Reputation: 297
I have some measurements done and It should be a damped sine wave but I can't find any information on how to make (if possible) a good damped sine wave with Matlab's curve fitting tool.
Here's what I get using a "Smoothing spline":
Image http://s21.postimg.org/yznumla1h/damped.png.
Edit 1: Here's what I got using the "custom equation" option:
Edit 2: I've uploaded the data to pastebin in csv format where the first column is the amplitude and the second is the time.
Upvotes: 0
Views: 18836
Reputation: 6434
The damped sin function can be created using the following code:
f=f*2*pi;
t=0:.001:1;
y=A*sin(f*t + phi).*exp(-a*t);
plot(t,y);
axis([0 1 -2.2 2.2]);
Now you can use "cftool" from matlab and load your data then set the equation type to custom and enter the formula of the damped sin function. Here you can see what I found so far...
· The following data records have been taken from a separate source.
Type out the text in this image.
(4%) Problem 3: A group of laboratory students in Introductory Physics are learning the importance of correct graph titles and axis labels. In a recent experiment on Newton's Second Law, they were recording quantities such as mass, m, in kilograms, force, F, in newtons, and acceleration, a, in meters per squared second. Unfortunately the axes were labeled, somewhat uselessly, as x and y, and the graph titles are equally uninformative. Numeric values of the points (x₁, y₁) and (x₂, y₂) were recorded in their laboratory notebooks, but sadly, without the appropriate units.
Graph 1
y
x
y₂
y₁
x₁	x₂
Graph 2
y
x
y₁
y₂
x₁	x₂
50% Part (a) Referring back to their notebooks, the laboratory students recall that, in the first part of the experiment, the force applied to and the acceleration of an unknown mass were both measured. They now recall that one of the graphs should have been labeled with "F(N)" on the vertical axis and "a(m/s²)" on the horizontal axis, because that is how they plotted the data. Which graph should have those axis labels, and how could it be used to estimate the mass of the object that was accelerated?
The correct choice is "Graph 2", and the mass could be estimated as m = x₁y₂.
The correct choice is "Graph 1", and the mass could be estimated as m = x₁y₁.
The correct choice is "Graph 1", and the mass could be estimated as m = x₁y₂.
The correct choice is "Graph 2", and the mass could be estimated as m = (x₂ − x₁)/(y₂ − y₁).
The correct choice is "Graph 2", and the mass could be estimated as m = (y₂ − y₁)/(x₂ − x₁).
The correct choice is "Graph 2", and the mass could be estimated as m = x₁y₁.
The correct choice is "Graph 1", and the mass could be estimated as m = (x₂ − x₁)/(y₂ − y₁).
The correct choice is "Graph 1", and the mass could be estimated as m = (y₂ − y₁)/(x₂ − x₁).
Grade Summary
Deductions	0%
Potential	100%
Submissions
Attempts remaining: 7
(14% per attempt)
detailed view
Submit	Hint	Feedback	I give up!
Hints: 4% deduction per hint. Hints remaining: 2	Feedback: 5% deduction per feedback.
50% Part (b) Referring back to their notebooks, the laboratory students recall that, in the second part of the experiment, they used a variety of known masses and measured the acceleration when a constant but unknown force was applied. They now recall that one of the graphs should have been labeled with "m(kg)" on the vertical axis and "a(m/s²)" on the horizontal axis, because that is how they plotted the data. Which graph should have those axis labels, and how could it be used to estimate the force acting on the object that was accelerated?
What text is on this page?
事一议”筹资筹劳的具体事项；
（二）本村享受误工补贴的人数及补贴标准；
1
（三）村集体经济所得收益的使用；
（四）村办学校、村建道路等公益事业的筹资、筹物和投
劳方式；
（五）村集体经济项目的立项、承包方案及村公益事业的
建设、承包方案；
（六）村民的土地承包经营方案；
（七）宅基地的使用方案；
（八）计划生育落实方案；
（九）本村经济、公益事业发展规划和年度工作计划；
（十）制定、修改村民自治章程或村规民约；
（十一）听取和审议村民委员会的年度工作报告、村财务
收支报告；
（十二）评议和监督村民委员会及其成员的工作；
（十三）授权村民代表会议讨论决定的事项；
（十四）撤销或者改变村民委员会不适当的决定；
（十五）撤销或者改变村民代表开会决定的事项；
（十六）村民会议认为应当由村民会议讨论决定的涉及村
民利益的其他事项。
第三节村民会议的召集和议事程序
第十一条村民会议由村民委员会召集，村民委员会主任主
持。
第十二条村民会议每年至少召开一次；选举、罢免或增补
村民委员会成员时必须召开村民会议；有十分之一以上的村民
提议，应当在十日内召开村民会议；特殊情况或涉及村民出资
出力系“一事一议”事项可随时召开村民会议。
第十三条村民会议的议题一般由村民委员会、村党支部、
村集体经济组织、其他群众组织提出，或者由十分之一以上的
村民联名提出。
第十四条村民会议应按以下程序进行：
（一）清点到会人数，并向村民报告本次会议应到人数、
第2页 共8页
I think the distribution of the data makes it hard for the fitting tool to do a good fit. It may need more data or more distributed data. In addition, there are other tools and methods as well, for instance check this for now: docstoc.com/docs/74524947/Mathcad-Damped-sine-fit-mcd
For all these methods that actually trying to search and find a local optimum (for each fitting parameters), the most important thing is the initial condition. I believe if you choose a good initial condition (initial guess), the fitting tool works well.
Good Luck
Upvotes: 1
Reputation: 4551
I wouldn't use the curve fitting toolbox for this, I'd use a curve-fitting function, e.g. lsqcurvefit
. Here is an example taken from something I did a while back:
% Define curve model functions
expsin = @(a, f, phi, tau, t)a * sin(omega * t + phi) .* exp(-tau * t);
lsqexpsin = @(p, t)expsin(p(1), p(2), p(3), p(4), t);
% Setup data params
a = 1; % gain
f = 10; % frequency
phi = pi/2; % phase angle
tau = 0.9252523;% time constant
fs = 100; % sample rate
N = fs; % length
SNR = 10; % signal to noise ratio
% Generate time vector
dt = 1/fs;
t = (0:N-1)*dt;
omega = 2 * pi * f; % angular freq
noiseGain = 10^(-SNR/20); % gain for given SNR
% Generate dummy data: decaying sinusoid plus noise
x = expsin(a, omega, phi, tau, t);
noise = noiseGain * rand(size(x));
noise = noise - mean(noise);
x = x + noise;
close all; figure; hold on;
plot(t, x, 'k-', 'LineWidth', 2);
% Count zero crossings to find frequency
zCross = find(x(1:end-1) .* x(2:end) < 0);
T = mean(diff(zCross) * dt) * 2;
fEstimate = 1 / T;
omegaEstimate = 2 * pi * fEstimate;
% Fit model to data
init = [0.5, omegaEstimate, 0, 0.5];
[newparams, err] = lsqcurvefit(lsqexpsin, init, t, x);
plot(t, lsqexpsin(newparams, t))
Here some data with known parameters is generated, and some random noise added; the data is plotted. The parameters [a, phi, tau]
are estimated from the data and a curve with the estimated parameters plotted on top.